实验-比较批量提交与单独提交:
--构造环境
drop table t1 purge;
create table t1(x int);
drop table t2 purge;
create table t2(x int);
select * from v$mystat where rownum=1;
--开始测试
set timing on
--语句1
begin
for i in 1 .. 100000 loop
insert into t1 values (i);
commit;
end loop;
end;
/
--语句2
begin
for i in 1 .. 100000 loop
insert into t2 values (i);
end loop;
commit;
end;
/
--语句3(找出提交过于频繁的SESSION)
select t1.sid,t1.value,t2.name
from v$sesstat t1,v$statname t2
where t2.name like '%user commits%' --可以只选user commits,其他系统级的先不关心
and t1.STATISTIC# = t2.STATISTIC#
and value >= 10
order by value desc;
1. redo与相关latch:
redo alloction latch:用于管理log buffer内存空间分配
redo copy latch :用于从pga中的内存写入log buffer
数据从pga写入log buffer时,LGWR进程处于等待状态,直到进程拷贝完毕数据才把log buffer写出到磁盘。

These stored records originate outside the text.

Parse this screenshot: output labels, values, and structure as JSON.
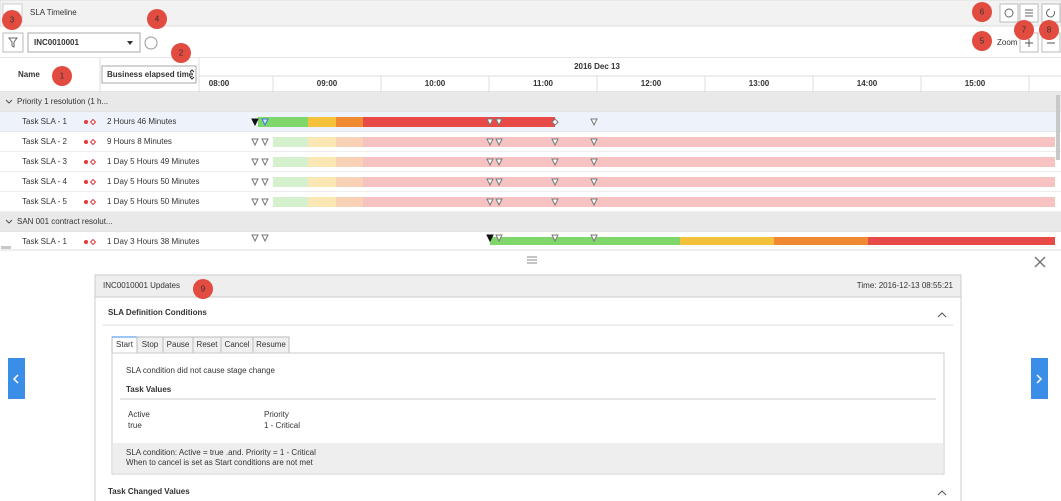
{
  "header": {
    "title": "SLA Timeline"
  },
  "toolbar": {
    "record": "INC0010001",
    "zoom_label": "Zoom"
  },
  "callouts": [
    "1",
    "2",
    "3",
    "4",
    "5",
    "6",
    "7",
    "8",
    "9"
  ],
  "timeline": {
    "name_header": "Name",
    "column_select": "Business elapsed time",
    "date": "2016 Dec 13",
    "hours": [
      "08:00",
      "09:00",
      "10:00",
      "11:00",
      "12:00",
      "13:00",
      "14:00",
      "15:00"
    ],
    "groups": [
      {
        "label": "Priority 1 resolution (1 h...",
        "rows": [
          {
            "name": "Task SLA - 1",
            "elapsed": "2 Hours 46 Minutes"
          },
          {
            "name": "Task SLA - 2",
            "elapsed": "9 Hours 8 Minutes"
          },
          {
            "name": "Task SLA - 3",
            "elapsed": "1 Day 5 Hours 49 Minutes"
          },
          {
            "name": "Task SLA - 4",
            "elapsed": "1 Day 5 Hours 50 Minutes"
          },
          {
            "name": "Task SLA - 5",
            "elapsed": "1 Day 5 Hours 50 Minutes"
          }
        ]
      },
      {
        "label": "SAN 001 contract resolut...",
        "rows": [
          {
            "name": "Task SLA - 1",
            "elapsed": "1 Day 3 Hours 38 Minutes"
          }
        ]
      }
    ]
  },
  "details": {
    "title": "INC0010001 Updates",
    "time": "Time: 2016-12-13 08:55:21",
    "section": "SLA Definition Conditions",
    "tabs": [
      "Start",
      "Stop",
      "Pause",
      "Reset",
      "Cancel",
      "Resume"
    ],
    "message": "SLA condition did not cause stage change",
    "task_values_title": "Task Values",
    "fields": [
      {
        "label": "Active",
        "value": "true"
      },
      {
        "label": "Priority",
        "value": "1 - Critical"
      }
    ],
    "footer": [
      "SLA condition:  Active = true .and. Priority = 1 - Critical",
      "When to cancel is set as Start conditions are not met"
    ],
    "next_section": "Task Changed Values"
  }
}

查看保护数据复制的redo copy latch个数:
sys@HX> select x.ksppinm,y.ksppstvl,x.ksppdesc
from x$ksppi x,x$ksppcv y
where x.indx=y.indx
and x.ksppinm like '%_log_simultaneous_copies%';
KSPPINM |KSPPSTVL |KSPPDESC
------------------------------|----------|----------------------------------------------------------------------
_log_simultaneous_copies |2 |number of simultaneous copies into redo buffer(# of copy latches)
1 row selected.
oracle 8.1.3以后,这个数变成了cpu数的两倍,我这个是单cpu,所以_log_simultaneous_copies为2:
[~]$cat /proc/cpuinfo | grep processor
processor : 0
从v$latch视图查看redo copy latch信息:
sys@HX> select name,gets,immediate_gets,immediate_misses,spin_gets
from v$latch where name like 'redo copy%';
NAME | GETS|IMMEDIATE_GETS|IMMEDIATE_MISSES| SPIN_GETS
------------------------------|----------|--------------|----------------|----------
redo copy | 27| 406615| 165| 0
1 row selected.
从v$latch_children视图获取子latch信息:
sys@HX> select name,spin_gets
from v$latch_children where name like 'redo% copy';
NAME | GETS|IMMEDIATE_GETS|IMMEDIATE_MISSES| SPIN_GETS
------------------------------|----------|--------------|----------------|----------
redo copy | 5| 9903| 30| 0
redo copy | 1| 396712| 135| 0
2 rows selected.
一共两个。
server process进程获取redo copy latch后,紧接着需要获得Redo allocation latch,分配redo空间,分配完成后释放Redo allocation latch,接着把pga中的数据拷贝到redo log buffer,拷贝完成后redo copy latch释放。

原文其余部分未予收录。